Farnesoid X Receptor (FXR) Agonism and TERN-101
FXR is a nuclear receptor expressed in high amounts in the liver and small intestine. Bile acids (BA) are natural ligands of FXR, and their binding with and activation of FXR is critical to the regulation of cellular pathways that modulate BA synthesis, lipid metabolism, inflammation and fibrosis. It is believed by many in the scientific community that FXR agonism and activation has potential as a new treatment modality for nonalcoholic fatty liver disease (NAFLD) and non-alcoholic steatohepatitis (NASH). TERN-101 is a potent non-bile acid FXR agonist being developed as a therapeutic for NASH.
Semicarbazide-Sensitive Amine Oxidase (SSAO) Inhibition and TERN-201
SSAO, also known as VAP-1 (Vascular Adhesion Protein-1), is a dual-function amine oxidase which promotes recruitment of white blood cells in the liver, and can result in increased oxidative stress, inflammation and hepatic fibrosis. The level of surface SSAO is upregulated in the vasculature of inflamed tissues, and soluble SSAO levels are elevated in patients with NASH. Inhibition of SSAO is believed to have therapeutic benefit for the treatment of NAFLD, NASH and other chronic fibrotic liver diseases. TERN-201 is a potent SSAO inhibitor which may provide an additional treatment mechanism for NASH by reducing oxidative stress and recruitment of white blood cells to the liver.
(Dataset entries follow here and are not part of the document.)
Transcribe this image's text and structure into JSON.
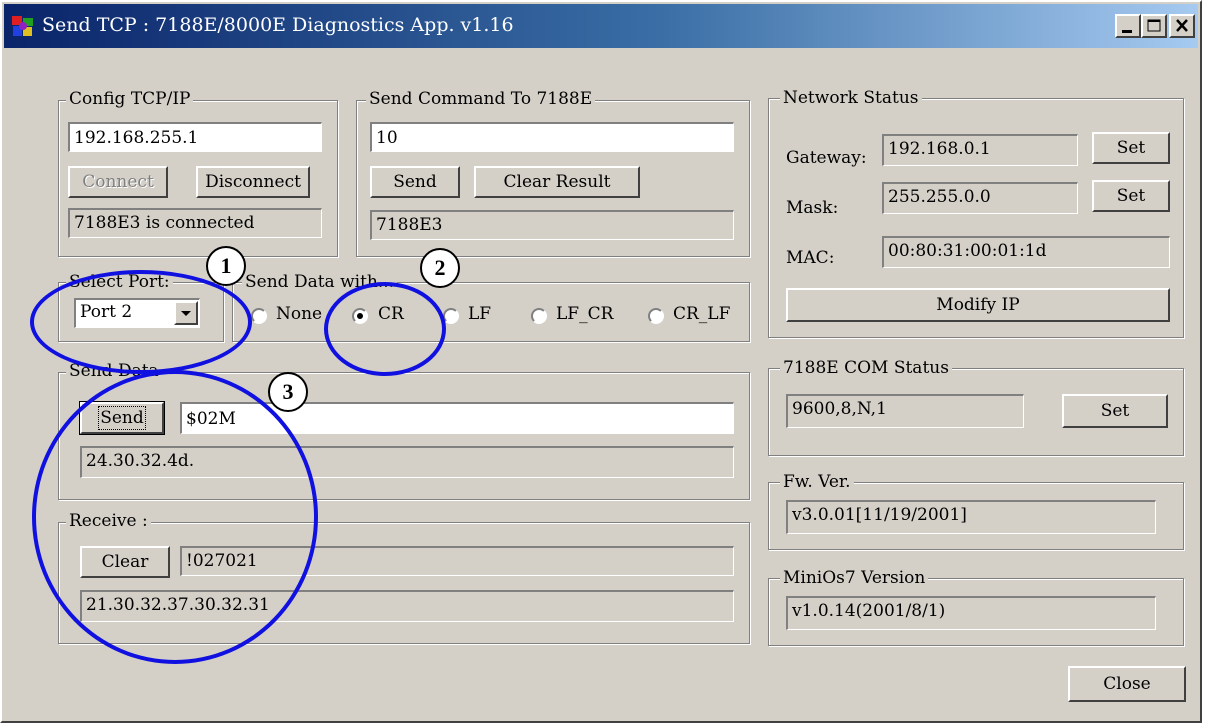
{
  "window": {
    "title": "Send TCP : 7188E/8000E Diagnostics App. v1.16",
    "icon": "app-logo-icon",
    "controls": [
      "minimize-icon",
      "maximize-icon",
      "close-icon"
    ]
  },
  "config": {
    "legend": "Config TCP/IP",
    "ip": "192.168.255.1",
    "connect_label": "Connect",
    "disconnect_label": "Disconnect",
    "status": "7188E3 is connected"
  },
  "send_command": {
    "legend": "Send Command To 7188E",
    "command": "10",
    "send_label": "Send",
    "clear_label": "Clear Result",
    "result": "7188E3"
  },
  "select_port": {
    "legend": "Select Port:",
    "value": "Port 2"
  },
  "send_data_with": {
    "legend": "Send Data with...",
    "options": [
      "None",
      "CR",
      "LF",
      "LF_CR",
      "CR_LF"
    ],
    "selected": "CR"
  },
  "send_data": {
    "legend": "Send Data",
    "send_label": "Send",
    "value": "$02M",
    "hex": "24.30.32.4d."
  },
  "receive": {
    "legend": "Receive :",
    "clear_label": "Clear",
    "value": "!027021",
    "hex": "21.30.32.37.30.32.31"
  },
  "network": {
    "legend": "Network Status",
    "gateway_label": "Gateway:",
    "gateway": "192.168.0.1",
    "mask_label": "Mask:",
    "mask": "255.255.0.0",
    "mac_label": "MAC:",
    "mac": "00:80:31:00:01:1d",
    "set_label": "Set",
    "modify_label": "Modify IP"
  },
  "com_status": {
    "legend": "7188E COM Status",
    "value": "9600,8,N,1",
    "set_label": "Set"
  },
  "fw": {
    "legend": "Fw. Ver.",
    "value": "v3.0.01[11/19/2001]"
  },
  "minios": {
    "legend": "MiniOs7 Version",
    "value": "v1.0.14(2001/8/1)"
  },
  "close_label": "Close",
  "annotations": [
    "1",
    "2",
    "3"
  ],
  "colors": {
    "annotation": "#1010e0",
    "face": "#d4d0c8",
    "title_start": "#0a246a",
    "title_end": "#a6caf0"
  }
}
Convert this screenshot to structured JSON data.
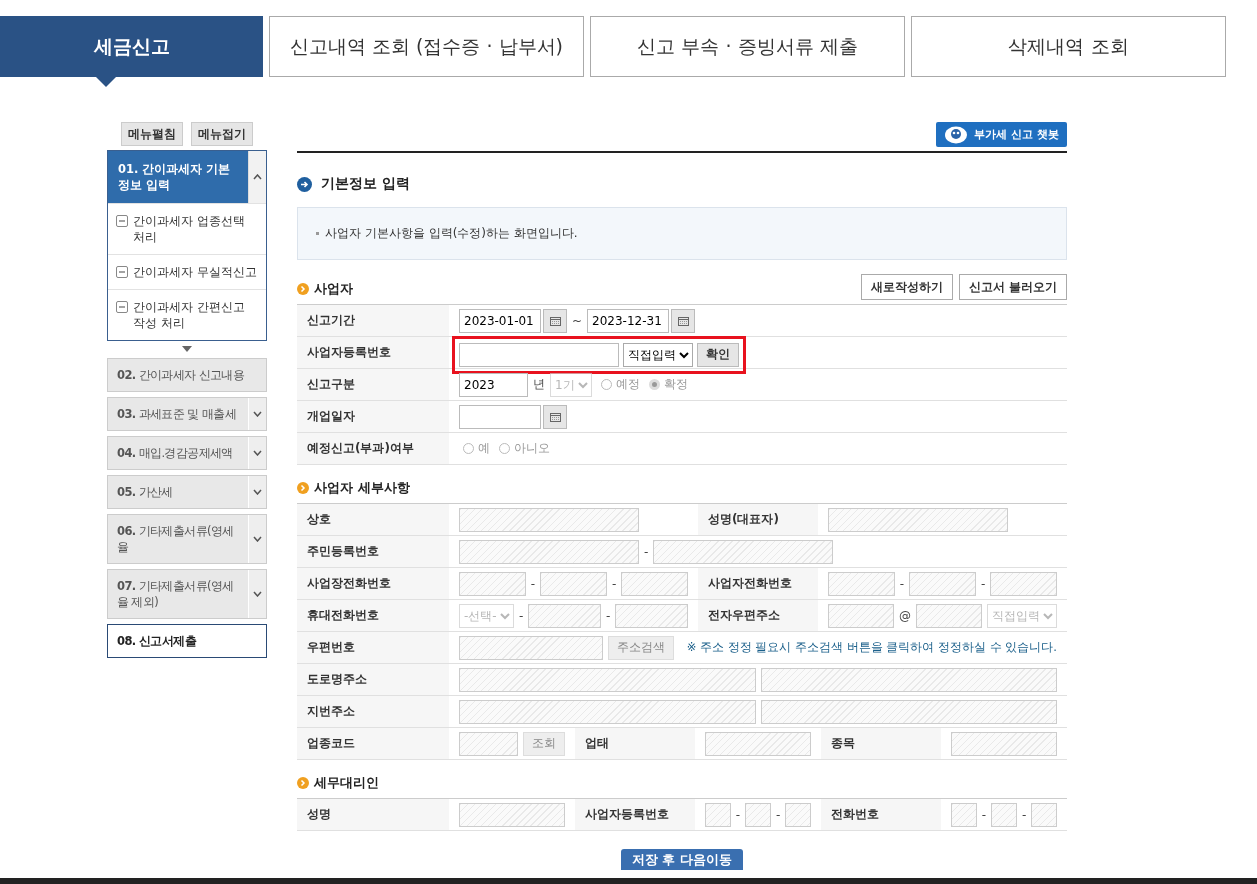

Apoptosis signal-regulating kinase 1 (ASK1), a member of the mitogen-activated protein kinases (MAPK) family, is activated by multiple stimuli, including oxidative and endoplasmic reticulum (ER) stress, resulting in downstream p38 and c-Jun N-terminal kinases (JNK) pathway activation. An activated ASK1 pathway is found in the livers of NASH patients leading to the induction of stress response pathways that worsen hepatic inflammation, apoptosis, and fibrosis. Terns is exploring pharmacologic inhibition of ASK1 as a novel therapy for NAFLD and NASH patients.
Excessive hepatic lipid synthesis leads to hepatic fat accumulation and steatohepatitis. Steatosis is a contributing early driver of NAFLD, and eventually NASH. Thyroid hormones regulate plasma cholesterol, triglycerides, lipid metabolism in multiple tissues including the liver. Selective thyroid hormone receptor activation in the liver is therefore a promising target to adjust lipid metabolism dysregulation associated with NASH. The reduction of hepatic steatosis has the potential for significant impact on NASH as it removes the key driver of inflammation. Terns is pursuing a novel therapeutic approach to selectively activate the β thyroid hormone receptor in the liver.
Non-alcoholic steatohepatitis (NASH) is a severe form of non-alcoholic fatty liver disease (NAFLD), which is caused by the accumulation of excess fat in the liver. NASH is associated with chronic liver inflammation and liver cell injury, and it can lead to fibrosis, cirrhosis and eventually liver cancer or liver failure. Global rates of NAFLD and NASH are increasing rapidly, in tandem with rising rates of obesity. It is estimated that 15 percent of the Chinese adult population has NAFLD. Of those patients, an estimated 20 percent will develop NASH. There is currently no approved medication for the treatment of NASH.